Leopoldo María Panero, el último poeta titulé hace ya unos años un libro dedicado a intentar explicar esta poesía tan luminosa como oscura. Quería sugerir ese título que una vez que Panero había irrumpido en la poesía la había llevado hasta el extremo, había derrumbado la idea convencional de poesía, con lo que con sus libros clausuraba todo un mundo estético e ideológico. Así, en otra ocasión hube de recurrir al término postpoesía para designar su práctica de escritura. Habría ocurrido la destrucción, el apocalipsis, para decirlo con esa expresión tan paneresca, en la poesía y de esas ruinas, de la ruina de la palabra "bella", esa que se tiene tópicamente por tal cosa, se habría edificado otra construcción que, surgida de los restos, de los desechos, no podía sino exhibir sus grietas, la pertenencia a la ruina, ser una construcción de la ruina.
Último poeta también por la tan repetida declaración de yo-muerto a la que he aludido, el último poeta escribiendo el último libro, un libro entonces que, como en un sueño de Borges, contendría, por afirmación o negación, todos los otros y de ahí, entre otras razones, la multitud de citas que se engarzan en sus páginas. En cuanto último poeta la única posibilidad es la repetición de lo dicho, sólo que ungido por la renovación.

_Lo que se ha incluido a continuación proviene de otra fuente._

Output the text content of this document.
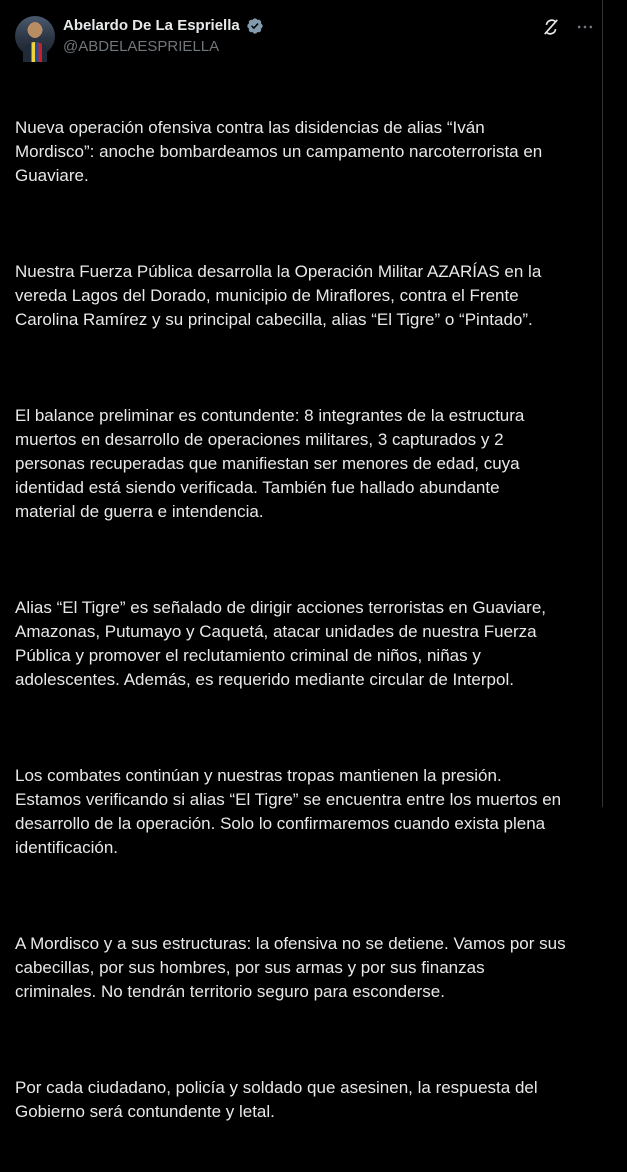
Abelardo De La Espriella
@ABDELAESPRIELLA

Nueva operación ofensiva contra las disidencias de alias “Iván
Mordisco”: anoche bombardeamos un campamento narcoterrorista en
Guaviare.

Nuestra Fuerza Pública desarrolla la Operación Militar AZARÍAS en la
vereda Lagos del Dorado, municipio de Miraflores, contra el Frente
Carolina Ramírez y su principal cabecilla, alias “El Tigre” o “Pintado”.

El balance preliminar es contundente: 8 integrantes de la estructura
muertos en desarrollo de operaciones militares, 3 capturados y 2
personas recuperadas que manifiestan ser menores de edad, cuya
identidad está siendo verificada. También fue hallado abundante
material de guerra e intendencia.

Alias “El Tigre” es señalado de dirigir acciones terroristas en Guaviare,
Amazonas, Putumayo y Caquetá, atacar unidades de nuestra Fuerza
Pública y promover el reclutamiento criminal de niños, niñas y
adolescentes. Además, es requerido mediante circular de Interpol.

Los combates continúan y nuestras tropas mantienen la presión.
Estamos verificando si alias “El Tigre” se encuentra entre los muertos en
desarrollo de la operación. Solo lo confirmaremos cuando exista plena
identificación.

A Mordisco y a sus estructuras: la ofensiva no se detiene. Vamos por sus
cabecillas, por sus hombres, por sus armas y por sus finanzas
criminales. No tendrán territorio seguro para esconderse.

Por cada ciudadano, policía y soldado que asesinen, la respuesta del
Gobierno será contundente y letal.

Ha muerto el último poeta, quedan el fulgor de sus libros, el fervor de sus lectores y la lección de que en literatura, en arte, en la vida, el caminar contracorriente es posible. Esa lección que nos deja la pagó cara Leopoldo María Panero, es deber de los lectores que el libro que la contiene no se cierre con su muerte, ahora sí, no literaria.